Orbán: Puskas Academy should develop players who can propel Hungarian soccer back to world’s top ranks
The academy’s job is to bring the best out of the talent who are admitted there, Orbán said in the interview published on his YouTube channel on Thursday.
One of the biggest challenges of Hungarian soccer is the development of talent below the age of 12-13, he said, noting that players tended to develop a number of skills by the age of 12 that they later could not.
The prime minister said Hungarian soccer was “not part of the entertainment industry”, but a part of Hungarian national identity.
“We’re not looking to have fun and clap from the grandstands for talented players from faraway lands; we want to see our own children,” he said. “If we give that up then Hungarian soccer becomes pointless.”
Orbán said this was why the aim was for the Puskas Academy to have both great international players whom young talent could look up to, but also home-grown talent.
Another challenge for the academy, he said, was when home-developed players were poached by foreign teams. He added, however, that Hungarian soccer needed its best talents to play in the top leagues around the world “so that they can better serve the national team”.
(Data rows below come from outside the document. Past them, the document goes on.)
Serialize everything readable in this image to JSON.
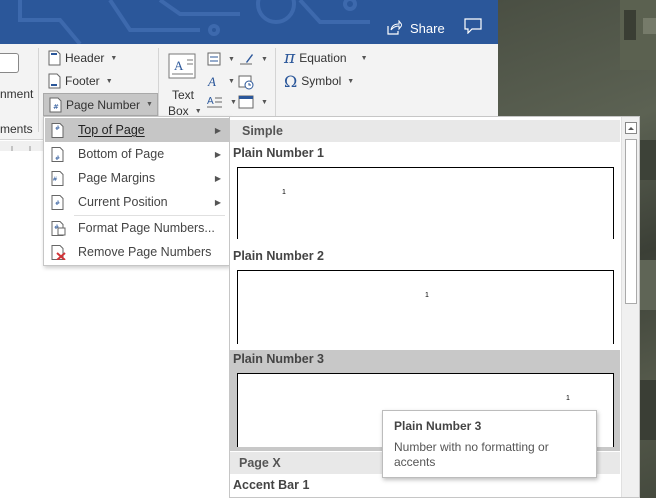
{
  "titlebar": {
    "share_label": "Share",
    "share_icon": "share-icon",
    "comment_icon": "comment-icon",
    "accent_color": "#2b579a"
  },
  "ribbon": {
    "left_partial_1": "nment",
    "left_partial_2": "ments",
    "header_label": "Header",
    "footer_label": "Footer",
    "page_number_label": "Page Number",
    "textbox_label_1": "Text",
    "textbox_label_2": "Box",
    "equation_label": "Equation",
    "symbol_label": "Symbol"
  },
  "menu": {
    "items": [
      {
        "label": "Top of Page",
        "active": true,
        "submenu": true
      },
      {
        "label": "Bottom of Page",
        "submenu": true
      },
      {
        "label": "Page Margins",
        "submenu": true
      },
      {
        "label": "Current Position",
        "submenu": true
      },
      {
        "label": "Format Page Numbers..."
      },
      {
        "label": "Remove Page Numbers"
      }
    ]
  },
  "gallery": {
    "section_simple": "Simple",
    "section_pagex": "Page X",
    "items": [
      {
        "label": "Plain Number 1",
        "sample": "1"
      },
      {
        "label": "Plain Number 2",
        "sample": "1"
      },
      {
        "label": "Plain Number 3",
        "sample": "1"
      },
      {
        "label": "Accent Bar 1"
      }
    ]
  },
  "tooltip": {
    "title": "Plain Number 3",
    "body": "Number with no formatting or accents"
  }
}
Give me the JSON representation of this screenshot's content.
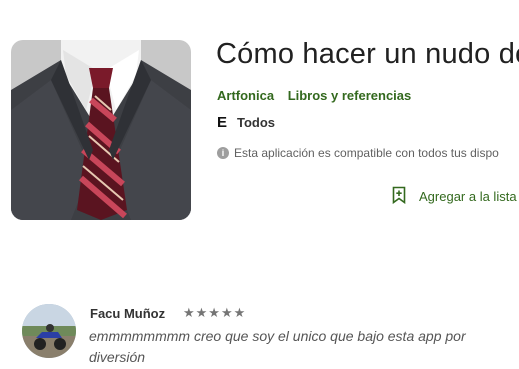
{
  "app": {
    "title": "Cómo hacer un nudo de",
    "developer": "Artfonica",
    "category": "Libros y referencias",
    "content_rating": "Todos",
    "compatibility": "Esta aplicación es compatible con todos tus dispo",
    "wishlist_label": "Agregar a la lista",
    "icons": {
      "app_icon": "suit-tie-icon",
      "rating_icon": "esrb-e-icon",
      "info_icon": "info-icon",
      "wishlist_icon": "bookmark-plus-icon"
    }
  },
  "review": {
    "author": "Facu Muñoz",
    "stars": 5,
    "stars_display": "★★★★★",
    "text": "emmmmmmmm creo que soy el unico que bajo esta app por diversión"
  },
  "colors": {
    "accent": "#33691e",
    "title": "#212121",
    "text_muted": "#616161"
  }
}
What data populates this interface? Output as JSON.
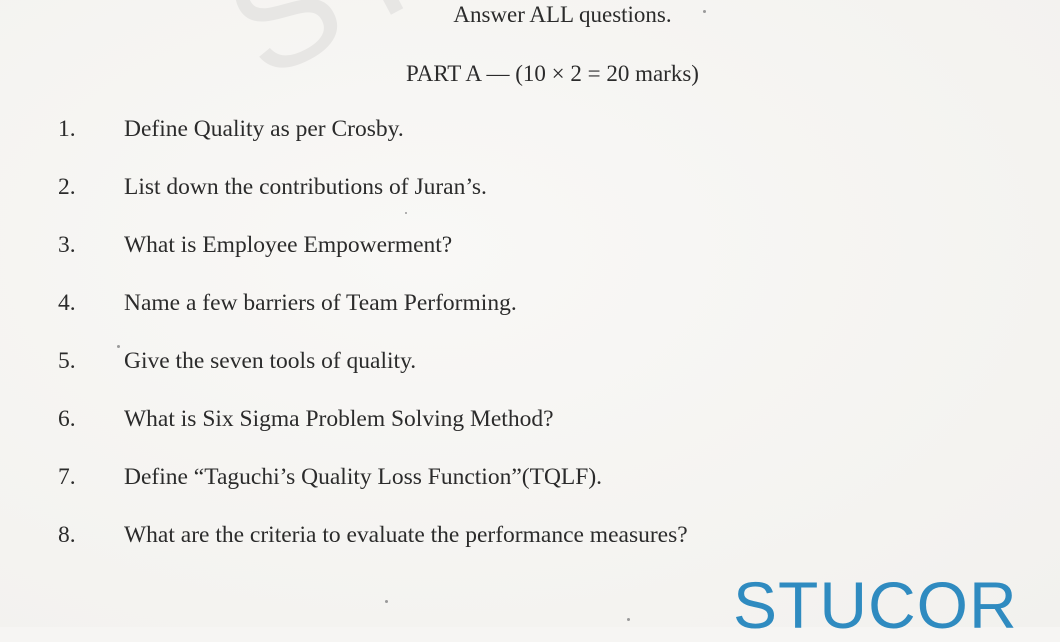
{
  "watermark": {
    "top_text": "ST",
    "bottom_text": "STUCOR"
  },
  "instructions": "Answer ALL questions.",
  "part_a": {
    "heading": "PART A — (10 × 2 = 20 marks)",
    "questions": [
      {
        "number": "1.",
        "text": "Define Quality as per Crosby."
      },
      {
        "number": "2.",
        "text": "List down the contributions of Juran’s."
      },
      {
        "number": "3.",
        "text": "What is Employee Empowerment?"
      },
      {
        "number": "4.",
        "text": "Name a few barriers of Team Performing."
      },
      {
        "number": "5.",
        "text": "Give the seven tools of quality."
      },
      {
        "number": "6.",
        "text": "What is Six Sigma Problem Solving Method?"
      },
      {
        "number": "7.",
        "text": "Define “Taguchi’s Quality Loss Function”(TQLF)."
      },
      {
        "number": "8.",
        "text": "What are the criteria to evaluate the performance measures?"
      }
    ]
  }
}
Concerning Ferencvaros’s recent 0-3 loss to Faroese club Klaksvikar Itrottarfelag in the first qualifying round for the UEFA Champions League, Orbán said the defeat demonstrated a “big problem” in Hungarian soccer. “It’s a big lesson because inexplicable things happen all the time in soccer, and it isn’t good when there’s only one serious internationally reputable team, because if that one falls then we’re left without a serious big team,” he said. “That’s why we need one or two more with budgets, player quality and international ratings similar to those of Ferencvaros.”
But, he added, the Puskas Academy could not be the one to fill that role because its mission was to get talented players to Hungary’s first division, the national team and international leagues.